Ik wacht op een wonder

Marijns avontuur werd een nachtmerrie

Tips aan de hulpverlening

Marijns tips aan de hulpverlening: ‘Het zou prettig zijn als mensen meer inlevingsvermogen zouden hebben. En persoonlijk contact is belangrijk, minstens eens per maand - ook als alles goed gaat.’ Belangrijke zaken waar echt hulp bij nodig is volgens Marijn: ‘Het inventariseren van schulden, inschrijven voor een woning, regelen van een aansprakelijkheidsverzekering, overzicht maken van inkomsten en uitgaven, tot en met de weg wijzen naar schuldhulpverlening. Allemaal zaken waar hulp bij nodig is.’

In 2011 stapt hij in een avontuur. Marijn is ICT-ondernemer en een klant nodigt hem uit in Amerika voor hem te komen werken. Hij hapt toe. Na twee jaar blijkt echter dat zijn werkgever er een bende van heeft gemaakt. Het geld is op en Marijn keert berooid terug naar Nederland. En dan begint de ellende pas goed...

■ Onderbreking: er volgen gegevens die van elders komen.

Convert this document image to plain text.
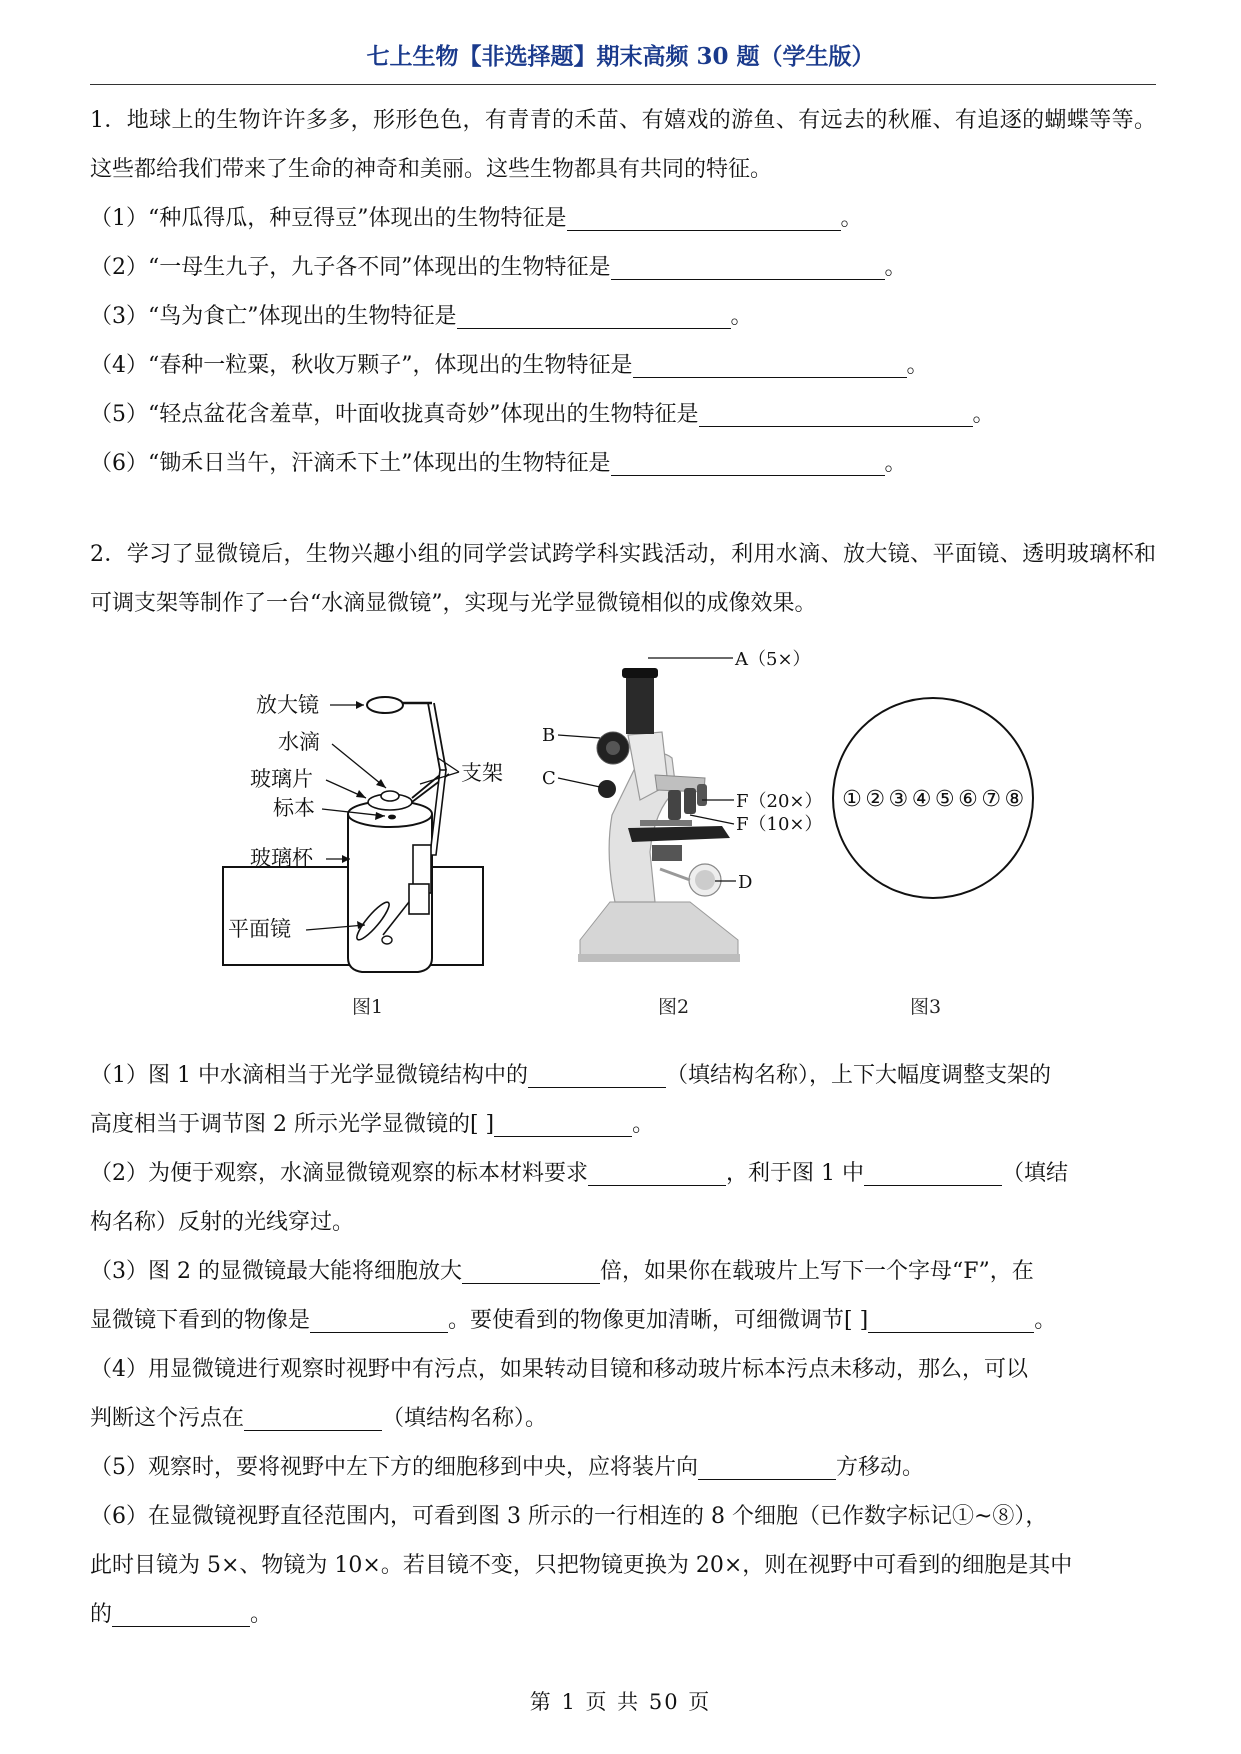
七上生物【非选择题】期末高频 30 题（学生版）

1．地球上的生物许许多多，形形色色，有青青的禾苗、有嬉戏的游鱼、有远去的秋雁、有追逐的蝴蝶等等。这些都给我们带来了生命的神奇和美丽。这些生物都具有共同的特征。

（1）“种瓜得瓜，种豆得豆”体现出的生物特征是	。
（2）“一母生九子，九子各不同”体现出的生物特征是	。
（3）“鸟为食亡”体现出的生物特征是	。
（4）“春种一粒粟，秋收万颗子”，体现出的生物特征是	。
（5）“轻点盆花含羞草，叶面收拢真奇妙”体现出的生物特征是	。
（6）“锄禾日当午，汗滴禾下土”体现出的生物特征是	。

2．学习了显微镜后，生物兴趣小组的同学尝试跨学科实践活动，利用水滴、放大镜、平面镜、透明玻璃杯和可调支架等制作了一台“水滴显微镜”，实现与光学显微镜相似的成像效果。

放大镜
水滴
玻璃片
标本
玻璃杯
平面镜
支架
图1
A（5×）
B
C
F（20×）
F（10×）
D
图2
① ② ③ ④ ⑤ ⑥ ⑦ ⑧
图3
（1）图 1 中水滴相当于光学显微镜结构中的	（填结构名称），上下大幅度调整支架的
高度相当于调节图 2 所示光学显微镜的[ ]	。
（2）为便于观察，水滴显微镜观察的标本材料要求	，利于图 1 中	（填结
构名称）反射的光线穿过。
（3）图 2 的显微镜最大能将细胞放大	倍，如果你在载玻片上写下一个字母“F”，在
显微镜下看到的物像是	。要使看到的物像更加清晰，可细微调节[ ]	。
（4）用显微镜进行观察时视野中有污点，如果转动目镜和移动玻片标本污点未移动，那么，可以
判断这个污点在	（填结构名称）。
（5）观察时，要将视野中左下方的细胞移到中央，应将装片向	方移动。
（6）在显微镜视野直径范围内，可看到图 3 所示的一行相连的 8 个细胞（已作数字标记①~⑧），
此时目镜为 5×、物镜为 10×。若目镜不变，只把物镜更换为 20×，则在视野中可看到的细胞是其中
的	。
第 1 页 共 50 页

Marijn: ‘Zonder geld en woning kon ik niets anders doen dan in mijn auto slapen. Werk vinden was lastig als dakloze.’ Hij vraagt een bijstandsuitkering aan en kan voor € 650,- per maand een kamer huren. ‘Omdat ik samenwoonde met twee goed verdienende huisgenoten, werd ik gekort op mijn uitkering. Toen kon ik mijn huur niet meer betalen.’ Opnieuw staat hij op straat.

Crisisopvang
Hij slaapt weer in zijn auto die hij op het AMC-parkeerterrein heeft gezet: ‘Daar kon ik tenminste rustig slapen. Op een zeker moment sprak een beveiliger me aan. Ik vertelde hem mijn verhaal.’ Die man heeft met hem te doen en stuurt hem door naar de nachtopvang in Hilversum. Marijn kan terecht bij de crisisopvang en kan er tien dagen blijven. Hij besteedt zijn laatste geld aan de eigen bijdrage van 7,- euro per nacht. Marijn: ‘Ik heb me direct bij verschillende uitzendbureaus ingeschreven, maar ze herkenden het adres van de opvang. Dat vertrouwden ze niet, ze hadden slechte ervaringen met werknemers van dat adres.’ Marijn vindt uiteindelijk werk als schoonmaker, maar als dit stopt heeft hij geen geld meer om de nachtopvang te betalen en staat weer op straat.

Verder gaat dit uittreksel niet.